Уфф! Если бы этот дотошный зоопсихолог спросил о Хейдеггере или Габриэле Марселе, Саломатину осталось бы только сдаться. Но Киркегор! История Киркегора была не просто ему знакома, она была внутренне ему близка. Как и датский мыслитель, он через десять лет после разрыва питал к бывшей невесте сильные чувства. Пожалуй, более сильные, чем то, что осталось бы от любви, проживи они эти десять лет вместе. Правда, к Ларисе он чувствовал не любовь уже, а обиду, злость, ревность… Да и не сам он отказался от Ларисы. Но все же очень хорошо понимал Киркегора.

— О, это ин-те-рес-ней-шая личность! Блестящий богослов (ему прочили большое будущее), он любил и был любим, но вдруг перечеркнул карьеру и отрекся от невесты. И жил одиноко.

— Разлюбил? Или она? — спросила Галочка.

— Нет. Уехал потому, что не хотел дать чувству погаснуть, разменять его на мелочи быта.

— Психопат какой-то! — разочарованно протянула Галочка.

Саломатина понесло.

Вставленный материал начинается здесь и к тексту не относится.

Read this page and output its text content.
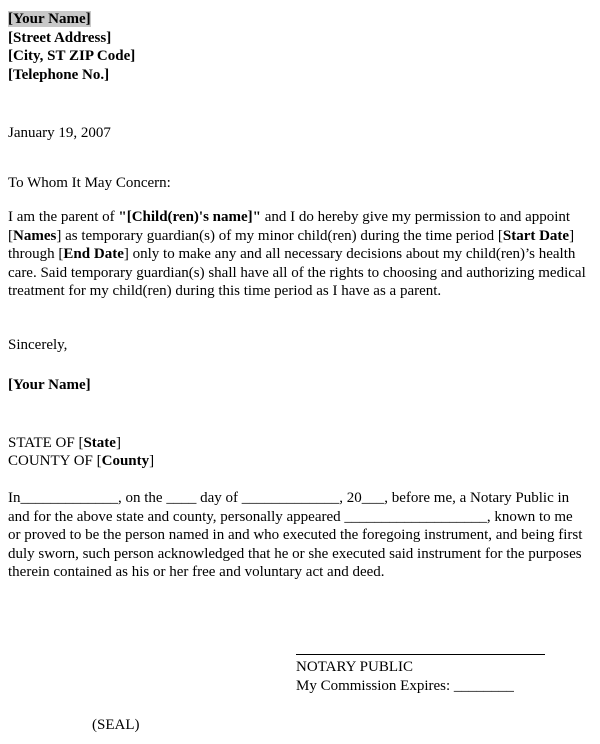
[Your Name]
[Street Address]
[City, ST ZIP Code]
[Telephone No.]
January 19, 2007
To Whom It May Concern:
I am the parent of "[Child(ren)'s name]" and I do hereby give my permission to and appoint [Names] as temporary guardian(s) of my minor child(ren) during the time period [Start Date] through [End Date] only to make any and all necessary decisions about my child(ren)’s health care. Said temporary guardian(s) shall have all of the rights to choosing and authorizing medical treatment for my child(ren) during this time period as I have as a parent.
Sincerely,
[Your Name]
STATE OF [State]
COUNTY OF [County]
In_____________, on the ____ day of _____________, 20___, before me, a Notary Public in and for the above state and county, personally appeared ___________________, known to me or proved to be the person named in and who executed the foregoing instrument, and being first duly sworn, such person acknowledged that he or she executed said instrument for the purposes therein contained as his or her free and voluntary act and deed.
NOTARY PUBLIC
My Commission Expires: ________
(SEAL)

Он пересказал трактат Киркегора «Или — или». А от киркегоровского «второго эстетика», от утверждения, что истинно свободный выбор не «или — или», а «или-или — безразлично», когда выбирают что-то, своим делают не за что-то, не за содержание, а просто чтобы выбрать и тем определить свое отношение к миру, — отсюда легко было перейти к Сартровой теории «абсолютной вменяемости».

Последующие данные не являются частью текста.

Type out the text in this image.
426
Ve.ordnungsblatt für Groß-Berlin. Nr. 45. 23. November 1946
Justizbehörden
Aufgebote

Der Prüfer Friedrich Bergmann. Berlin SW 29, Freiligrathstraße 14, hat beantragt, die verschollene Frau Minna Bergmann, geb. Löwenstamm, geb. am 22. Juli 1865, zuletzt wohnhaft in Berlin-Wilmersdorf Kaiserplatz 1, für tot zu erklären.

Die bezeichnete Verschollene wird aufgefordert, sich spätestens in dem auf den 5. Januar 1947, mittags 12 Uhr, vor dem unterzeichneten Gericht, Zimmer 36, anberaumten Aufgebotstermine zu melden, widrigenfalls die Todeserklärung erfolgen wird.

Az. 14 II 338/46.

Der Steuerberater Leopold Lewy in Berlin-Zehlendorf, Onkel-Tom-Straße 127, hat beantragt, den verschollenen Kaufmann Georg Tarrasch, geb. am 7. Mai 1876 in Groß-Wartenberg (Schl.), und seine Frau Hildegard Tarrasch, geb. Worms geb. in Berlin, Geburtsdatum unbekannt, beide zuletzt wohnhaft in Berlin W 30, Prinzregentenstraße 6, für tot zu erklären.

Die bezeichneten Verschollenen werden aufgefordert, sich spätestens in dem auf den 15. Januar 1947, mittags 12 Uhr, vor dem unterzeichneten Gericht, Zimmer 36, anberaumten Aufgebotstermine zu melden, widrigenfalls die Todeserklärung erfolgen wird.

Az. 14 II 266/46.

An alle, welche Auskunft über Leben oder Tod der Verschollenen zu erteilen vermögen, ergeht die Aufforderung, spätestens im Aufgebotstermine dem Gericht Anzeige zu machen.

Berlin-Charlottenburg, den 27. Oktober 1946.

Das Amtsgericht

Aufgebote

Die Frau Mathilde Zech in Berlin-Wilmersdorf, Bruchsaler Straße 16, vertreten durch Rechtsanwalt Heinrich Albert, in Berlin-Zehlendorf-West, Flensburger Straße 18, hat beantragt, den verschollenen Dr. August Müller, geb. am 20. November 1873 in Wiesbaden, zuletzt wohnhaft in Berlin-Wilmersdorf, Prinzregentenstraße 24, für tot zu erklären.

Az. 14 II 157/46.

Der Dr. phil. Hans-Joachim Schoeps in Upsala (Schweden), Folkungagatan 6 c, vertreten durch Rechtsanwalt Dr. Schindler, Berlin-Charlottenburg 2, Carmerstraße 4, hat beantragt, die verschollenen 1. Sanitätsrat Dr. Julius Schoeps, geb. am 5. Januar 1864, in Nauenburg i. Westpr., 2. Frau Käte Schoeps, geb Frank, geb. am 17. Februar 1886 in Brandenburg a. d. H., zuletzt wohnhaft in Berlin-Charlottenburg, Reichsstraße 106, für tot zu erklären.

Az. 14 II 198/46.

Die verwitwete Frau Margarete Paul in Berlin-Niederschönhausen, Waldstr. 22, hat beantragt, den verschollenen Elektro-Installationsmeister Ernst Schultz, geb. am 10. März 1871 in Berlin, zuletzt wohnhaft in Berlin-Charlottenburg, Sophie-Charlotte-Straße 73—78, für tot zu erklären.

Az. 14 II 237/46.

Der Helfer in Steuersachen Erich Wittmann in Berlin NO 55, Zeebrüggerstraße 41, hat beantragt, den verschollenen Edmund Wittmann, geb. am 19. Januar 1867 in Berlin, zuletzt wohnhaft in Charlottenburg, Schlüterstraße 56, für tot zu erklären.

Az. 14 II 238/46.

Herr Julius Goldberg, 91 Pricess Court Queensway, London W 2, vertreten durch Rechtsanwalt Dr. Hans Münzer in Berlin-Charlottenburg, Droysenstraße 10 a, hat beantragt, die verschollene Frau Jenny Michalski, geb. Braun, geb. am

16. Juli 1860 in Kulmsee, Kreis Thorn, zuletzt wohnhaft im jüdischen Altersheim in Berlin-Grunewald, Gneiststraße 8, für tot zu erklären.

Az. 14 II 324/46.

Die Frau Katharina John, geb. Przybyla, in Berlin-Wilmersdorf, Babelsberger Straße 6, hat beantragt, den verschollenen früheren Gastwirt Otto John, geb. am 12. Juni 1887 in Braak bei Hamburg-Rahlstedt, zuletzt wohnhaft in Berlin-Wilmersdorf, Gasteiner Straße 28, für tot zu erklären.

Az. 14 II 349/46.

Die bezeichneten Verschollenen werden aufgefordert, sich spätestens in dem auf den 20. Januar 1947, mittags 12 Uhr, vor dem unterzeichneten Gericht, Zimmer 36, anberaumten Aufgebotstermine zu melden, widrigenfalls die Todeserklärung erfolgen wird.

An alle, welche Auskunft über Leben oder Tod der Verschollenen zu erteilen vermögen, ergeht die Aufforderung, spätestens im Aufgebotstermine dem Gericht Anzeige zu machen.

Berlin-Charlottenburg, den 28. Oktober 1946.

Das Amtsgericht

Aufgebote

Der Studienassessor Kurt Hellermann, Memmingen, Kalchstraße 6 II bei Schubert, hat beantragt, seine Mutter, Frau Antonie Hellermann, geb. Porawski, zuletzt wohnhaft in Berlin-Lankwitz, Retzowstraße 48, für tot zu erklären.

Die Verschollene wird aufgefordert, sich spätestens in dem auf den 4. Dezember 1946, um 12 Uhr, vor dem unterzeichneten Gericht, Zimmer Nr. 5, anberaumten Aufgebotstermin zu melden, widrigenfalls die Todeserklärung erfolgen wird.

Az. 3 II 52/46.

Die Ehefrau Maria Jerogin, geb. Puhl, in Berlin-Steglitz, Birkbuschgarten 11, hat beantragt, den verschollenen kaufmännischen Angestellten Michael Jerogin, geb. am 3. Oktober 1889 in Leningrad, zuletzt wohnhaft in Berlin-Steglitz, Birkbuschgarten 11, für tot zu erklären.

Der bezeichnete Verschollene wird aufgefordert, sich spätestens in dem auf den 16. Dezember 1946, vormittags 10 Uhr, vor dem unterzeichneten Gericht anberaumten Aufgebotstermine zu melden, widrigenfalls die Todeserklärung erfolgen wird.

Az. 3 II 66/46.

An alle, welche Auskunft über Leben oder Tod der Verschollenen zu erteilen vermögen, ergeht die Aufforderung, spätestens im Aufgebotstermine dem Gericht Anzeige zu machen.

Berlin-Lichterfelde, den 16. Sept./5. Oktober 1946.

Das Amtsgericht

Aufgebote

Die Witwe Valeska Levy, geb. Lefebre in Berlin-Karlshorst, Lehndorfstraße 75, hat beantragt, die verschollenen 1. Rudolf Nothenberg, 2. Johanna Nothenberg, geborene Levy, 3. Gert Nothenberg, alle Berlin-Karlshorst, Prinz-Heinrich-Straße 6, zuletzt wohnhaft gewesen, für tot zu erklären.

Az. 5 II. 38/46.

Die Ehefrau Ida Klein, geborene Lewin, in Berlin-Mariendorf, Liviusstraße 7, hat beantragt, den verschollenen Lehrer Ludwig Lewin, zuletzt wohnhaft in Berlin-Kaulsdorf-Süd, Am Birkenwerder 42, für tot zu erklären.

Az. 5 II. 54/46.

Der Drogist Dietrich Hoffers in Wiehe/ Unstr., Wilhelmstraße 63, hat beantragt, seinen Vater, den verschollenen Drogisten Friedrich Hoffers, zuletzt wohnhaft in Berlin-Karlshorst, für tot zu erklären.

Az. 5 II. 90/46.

— Любой поступок наш, любой шаг преднамерен. Сартр сказал: «Если я мобилизован на войну, то это моя война, я виновен в ней и я ее заслуживаю, потому что мог уклониться, — например, дезертировать или покончить с собой, а если я этого не сделал — то стал соучастником». То есть что бы ты ни выбрал, что бы ни сделал — это сделал ты, а не «среда», или «обстоятельства»…

И тут зоопсихолог ударил под дых, в самое уязвимое место саломатинской теории.

— Тэ-э-эк… Значит, что выбирать — неважно, важно не уклоняться от ответственности за выбор? Хоть в эсэсовцы, если только сам выбрал и готов, если придется, к стенке встать без истерики?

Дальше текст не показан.